Sequence of an ETL Task

The definition of an ETL Task will be a python class inheriting from bi_etl.scheduler.task.ETLTask. This documentation will henceforth refer to that class as simply ETLTask.

To start the task, call the run method of ETLTask. This a standard framework method. It will:

  1. Initialize the task statistics (start times, etc.)

  2. Call the init method that you can override in your class.

  3. Call the load method that you must override in your class.

  4. Call the finish method that you can override in your class.

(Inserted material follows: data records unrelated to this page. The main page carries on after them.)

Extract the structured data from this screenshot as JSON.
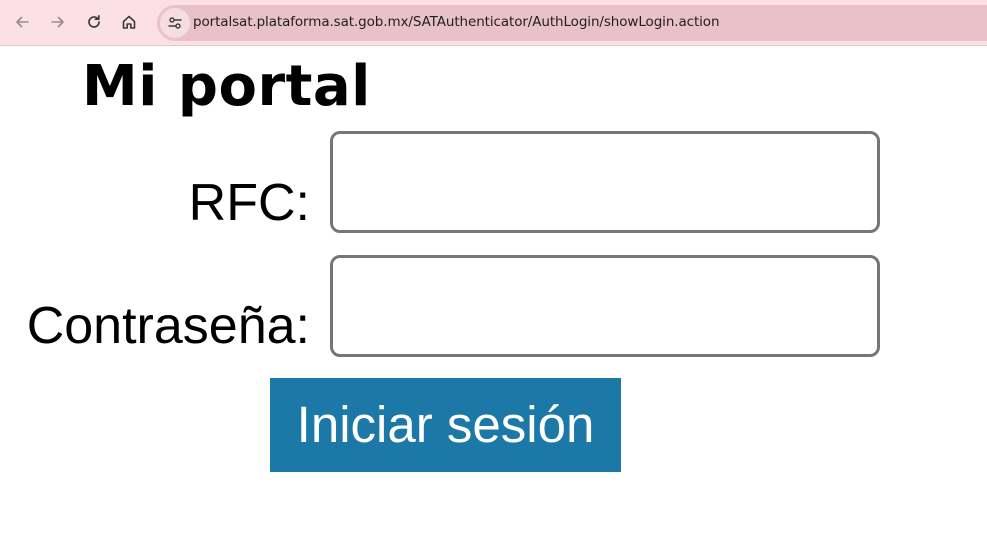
{
  "browser": {
    "url": "portalsat.plataforma.sat.gob.mx/SATAuthenticator/AuthLogin/showLogin.action",
    "icons": [
      "back-arrow-icon",
      "forward-arrow-icon",
      "reload-icon",
      "home-icon",
      "site-info-icon"
    ]
  },
  "page": {
    "title": "Mi portal"
  },
  "form": {
    "rfc_label": "RFC:",
    "rfc_value": "",
    "password_label": "Contraseña:",
    "password_value": "",
    "submit_label": "Iniciar sesión"
  },
  "colors": {
    "toolbar_bg": "#fbe0e6",
    "omnibox_bg": "#e9c2c9",
    "button_bg": "#1b78a7",
    "input_border": "#767676"
  }
}
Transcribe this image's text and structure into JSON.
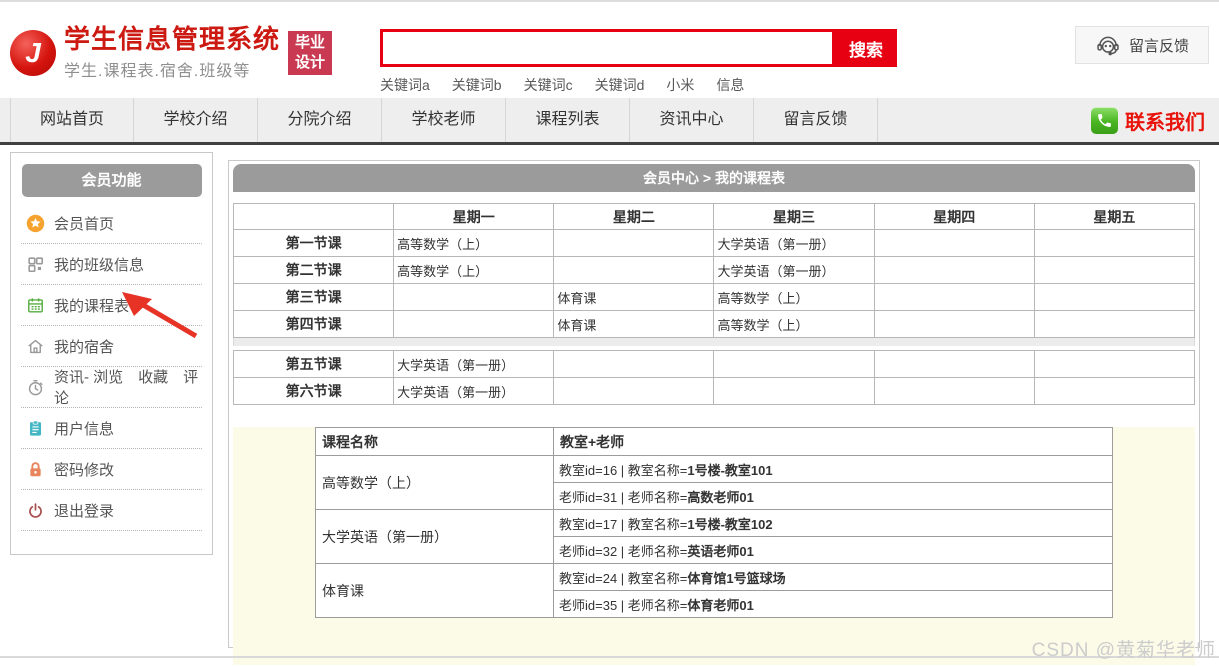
{
  "header": {
    "logo": {
      "letter": "J",
      "title": "学生信息管理系统",
      "subtitle": "学生.课程表.宿舍.班级等",
      "badge_lines": [
        "毕业",
        "设计"
      ]
    },
    "search": {
      "value": "",
      "placeholder": "",
      "button": "搜索",
      "keywords": [
        "关键词a",
        "关键词b",
        "关键词c",
        "关键词d",
        "小米",
        "信息"
      ]
    },
    "feedback_button": "留言反馈"
  },
  "nav": {
    "items": [
      "网站首页",
      "学校介绍",
      "分院介绍",
      "学校老师",
      "课程列表",
      "资讯中心",
      "留言反馈"
    ],
    "contact": "联系我们"
  },
  "sidebar": {
    "title": "会员功能",
    "items": [
      {
        "label": "会员首页",
        "icon": "member-home-icon"
      },
      {
        "label": "我的班级信息",
        "icon": "class-info-icon"
      },
      {
        "label": "我的课程表",
        "icon": "course-table-icon"
      },
      {
        "label": "我的宿舍",
        "icon": "dorm-icon"
      },
      {
        "label": "资讯- 浏览　收藏　评论",
        "icon": "news-clock-icon"
      },
      {
        "label": "用户信息",
        "icon": "user-info-icon"
      },
      {
        "label": "密码修改",
        "icon": "password-lock-icon"
      },
      {
        "label": "退出登录",
        "icon": "logout-power-icon"
      }
    ]
  },
  "main": {
    "breadcrumb": "会员中心 > 我的课程表",
    "schedule": {
      "columns": [
        "",
        "星期一",
        "星期二",
        "星期三",
        "星期四",
        "星期五"
      ],
      "rows_morning": [
        {
          "label": "第一节课",
          "cells": [
            "高等数学（上）",
            "",
            "大学英语（第一册）",
            "",
            ""
          ]
        },
        {
          "label": "第二节课",
          "cells": [
            "高等数学（上）",
            "",
            "大学英语（第一册）",
            "",
            ""
          ]
        },
        {
          "label": "第三节课",
          "cells": [
            "",
            "体育课",
            "高等数学（上）",
            "",
            ""
          ]
        },
        {
          "label": "第四节课",
          "cells": [
            "",
            "体育课",
            "高等数学（上）",
            "",
            ""
          ]
        }
      ],
      "rows_afternoon": [
        {
          "label": "第五节课",
          "cells": [
            "大学英语（第一册）",
            "",
            "",
            "",
            ""
          ]
        },
        {
          "label": "第六节课",
          "cells": [
            "大学英语（第一册）",
            "",
            "",
            "",
            ""
          ]
        }
      ]
    },
    "details": {
      "headers": [
        "课程名称",
        "教室+老师"
      ],
      "courses": [
        {
          "name": "高等数学（上）",
          "lines": [
            {
              "prefix": "教室id=16 | 教室名称=",
              "value": "1号楼-教室101"
            },
            {
              "prefix": "老师id=31 | 老师名称=",
              "value": "高数老师01"
            }
          ]
        },
        {
          "name": "大学英语（第一册）",
          "lines": [
            {
              "prefix": "教室id=17 | 教室名称=",
              "value": "1号楼-教室102"
            },
            {
              "prefix": "老师id=32 | 老师名称=",
              "value": "英语老师01"
            }
          ]
        },
        {
          "name": "体育课",
          "lines": [
            {
              "prefix": "教室id=24 | 教室名称=",
              "value": "体育馆1号篮球场"
            },
            {
              "prefix": "老师id=35 | 老师名称=",
              "value": "体育老师01"
            }
          ]
        }
      ]
    }
  },
  "watermark": "CSDN @黄菊华老师",
  "colors": {
    "brand_red": "#cc1a12",
    "search_red": "#e60012",
    "badge_bg": "#c93a52",
    "bar_gray": "#9b9b9b",
    "nav_bg": "#eeeeee",
    "nav_border": "#414141",
    "beige_bg": "#fbfbe8",
    "contact_green": "#49b521",
    "contact_red": "#e8140c",
    "annotation_red": "#e63326"
  }
}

  5. Finalize the statistics

  6. Call any notifiers on failure.

init method

Implementing this method is optional. The only reason to do so is if you are creating a base class that many other classes will inherit from, and you need to provide that base class with some common initialization code.

load method

Implementing this method is required. This is the where the main logic of your task goes. See Examples

finish method

Implementing this method is optional. The only reason to do so is if you are creating a base class that many other classes will inherit from, and you need to provide that base class with some common close out code.

Task statistics

Source and target components automatically gather timing and row count statistics as they process records. At the end of the load it will dump a set of hierarchical log lines showing all the statistics captured.

Example statistics
  INFO     etl.example.job statistics=
  example_target_table:
      AutoDiskLookup example_target_table.NK:
          Final Row Count: 887
          Memory Size: 280,292
          Disk Size: 0
      truncate:
          start time: 2024-03-01 16:15:46.739647
          stop  time: 2024-03-01 16:15:47.120763
          seconds elapsed: 0.381
          calls: 1
      AutoDiskLookup example_target_table.PK:
          Final Row Count: 887
          Memory Size: 280,292
          Disk Size: 0
      fill_cache:
          seconds elapsed: 0.140
          read:
              seconds elapsed: 0.138
              rows_read: 887
              first row seconds: 0.073 seconds
          build_row_safe:
              seconds elapsed: 0.011
              calls: 887
          rows in d_mer_measure_new.NK: 887
          rows in d_mer_measure_new.PK: 887

      upsert:
          start time: 2024-03-01 16:15:59.031678
          stop  time: 2024-03-01 16:16:03.055120
          seconds elapsed: 1.144
          upsert source row count: 11,201
          build_row_safe:
              seconds elapsed: 0.118
              calls: 11,201
          get_by_lookup:
              seconds elapsed: 0.166
              Found in cache: 11,201
          updated columns:
              source_srgt_key: 312
              example_column1: 4,425
              example_column2: 5,620
              example_column3: 5,620
          update:
              seconds elapsed: 0.274
      logically_delete_not_processed:
          seconds elapsed: 0.009
          rows read: 887
          updates count: 0
          read:
              seconds elapsed: 8.930
              rows_read: 887
              first row seconds: 0.000 seconds
  SQLQuery(source_query_name :sorted:):
      read:
          seconds elapsed: 4.487
          rows_read: 11,201
          first row seconds: 0.455 seconds
  Task Load:
      start time: 2024-03-01 16:15:41.670609
      stop time: 2024-03-01 16:16:11.993136
      seconds elapsed: 30.323 seconds